Lo scansai, ignorandolo e cercando un posto dove poter mangiare bene, ascoltando fare una smorfia per il mio atteggiamento. E in mezzo a tutta quella folla adocchiai, tra tutti quei volti sconosciuti, quello del ragazzo di quel pomeriggio: Zoro. Mi stava osservando, mentre beveva un boccale di birra vicino ad un vicolo e mi chiesi perché dedicasse tutta questa attenzione al sottoscritto, anche se ne fui felice. Odiavo stare solo, e avrei fatto di tutto per farmelo amico visto come mi aveva colpito fin da subito.

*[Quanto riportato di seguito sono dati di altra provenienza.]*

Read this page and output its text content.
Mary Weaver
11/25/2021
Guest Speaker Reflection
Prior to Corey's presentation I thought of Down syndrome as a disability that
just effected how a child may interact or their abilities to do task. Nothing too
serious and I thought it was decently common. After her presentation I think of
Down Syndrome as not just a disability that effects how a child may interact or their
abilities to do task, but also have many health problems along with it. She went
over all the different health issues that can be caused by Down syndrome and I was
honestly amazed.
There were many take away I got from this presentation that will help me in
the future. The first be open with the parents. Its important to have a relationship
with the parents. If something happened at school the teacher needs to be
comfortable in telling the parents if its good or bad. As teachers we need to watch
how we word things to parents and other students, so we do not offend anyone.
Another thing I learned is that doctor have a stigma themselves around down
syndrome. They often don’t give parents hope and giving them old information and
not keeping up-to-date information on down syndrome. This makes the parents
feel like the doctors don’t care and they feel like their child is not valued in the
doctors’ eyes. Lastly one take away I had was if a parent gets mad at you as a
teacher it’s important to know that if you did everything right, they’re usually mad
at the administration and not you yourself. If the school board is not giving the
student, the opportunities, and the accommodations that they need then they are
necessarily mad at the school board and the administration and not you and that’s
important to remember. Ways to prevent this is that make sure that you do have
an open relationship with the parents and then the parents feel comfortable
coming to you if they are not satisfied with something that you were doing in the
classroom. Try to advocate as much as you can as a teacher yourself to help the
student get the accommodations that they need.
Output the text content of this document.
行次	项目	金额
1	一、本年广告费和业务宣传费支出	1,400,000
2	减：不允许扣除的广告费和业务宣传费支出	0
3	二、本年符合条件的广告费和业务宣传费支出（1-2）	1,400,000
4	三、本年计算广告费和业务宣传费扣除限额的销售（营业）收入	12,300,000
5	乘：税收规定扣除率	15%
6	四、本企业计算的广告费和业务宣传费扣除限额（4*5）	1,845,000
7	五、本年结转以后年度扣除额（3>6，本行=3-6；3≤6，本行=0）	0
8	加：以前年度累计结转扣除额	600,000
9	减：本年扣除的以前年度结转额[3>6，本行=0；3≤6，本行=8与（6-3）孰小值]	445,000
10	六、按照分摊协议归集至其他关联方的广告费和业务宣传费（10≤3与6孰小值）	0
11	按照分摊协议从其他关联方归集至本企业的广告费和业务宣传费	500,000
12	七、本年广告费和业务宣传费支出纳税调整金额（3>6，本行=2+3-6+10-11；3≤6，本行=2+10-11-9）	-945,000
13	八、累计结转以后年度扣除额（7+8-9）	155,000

-Come osi ignorarlo?- scatta uno dei suoi compagni che si apprestò ad assestarmi un pugno, ma fui più veloce io e, spostandomi di poco con il collo riuscì a schivare l'attacco per poi continuare la mia ricerca del cibo. Non potevo tornare alla locanda di quel pomeriggio, quindi dovevo sceglierne per forza un'altra per quanto la prima cucinasse divinamente. Avrei dovuto portarmi dietro dei soldi la prossima volta e dovevo anche ricordarmene. Sentii il ragazzo che mi aveva attaccato ringhiare, ferito nell'orgoglio, pronto a colpirmi ancora, ma qualcosa si frappose tra di me e lui. Osservai la schiena del mio amico difendermi da quel ragazzo, stringendogli abbastanza forte il polso dove teneva un piccolo pugnale da spaventarlo, spuntato fuori poi chissà da dove.
-Penso che è meglio non esagerare con il rum.- commentò Zoro con un sorrisetto beffardo, spingendo indietro il ragazzo che cascò a terra insieme alla lama prima di scappare con la coda tra le gambe. 
Guardai Doflamingo osservare in tono di sfida Zoro per pochi minuti, ricambiato con altrettanta gentilezza, ed infine sbuffare e incamminarsi lontano, lasciandoci perdere. Mi grattai il capo, confuso, osservando Zoro voltarsi verso di me con il suo solito sguardo serio, così gli sorrisi, felice di vederlo.
-Ma tu non fai altro?- sbottò, riferendosi al sorriso, il ché mi fece ridere, prima di dirgli:
-Grazie.- 
-Vieni, ti offro qualcosa.- a quelle parole i miei occhi si illuminarono di gioia, e in un attimo lo seguì, frettoloso e affamato.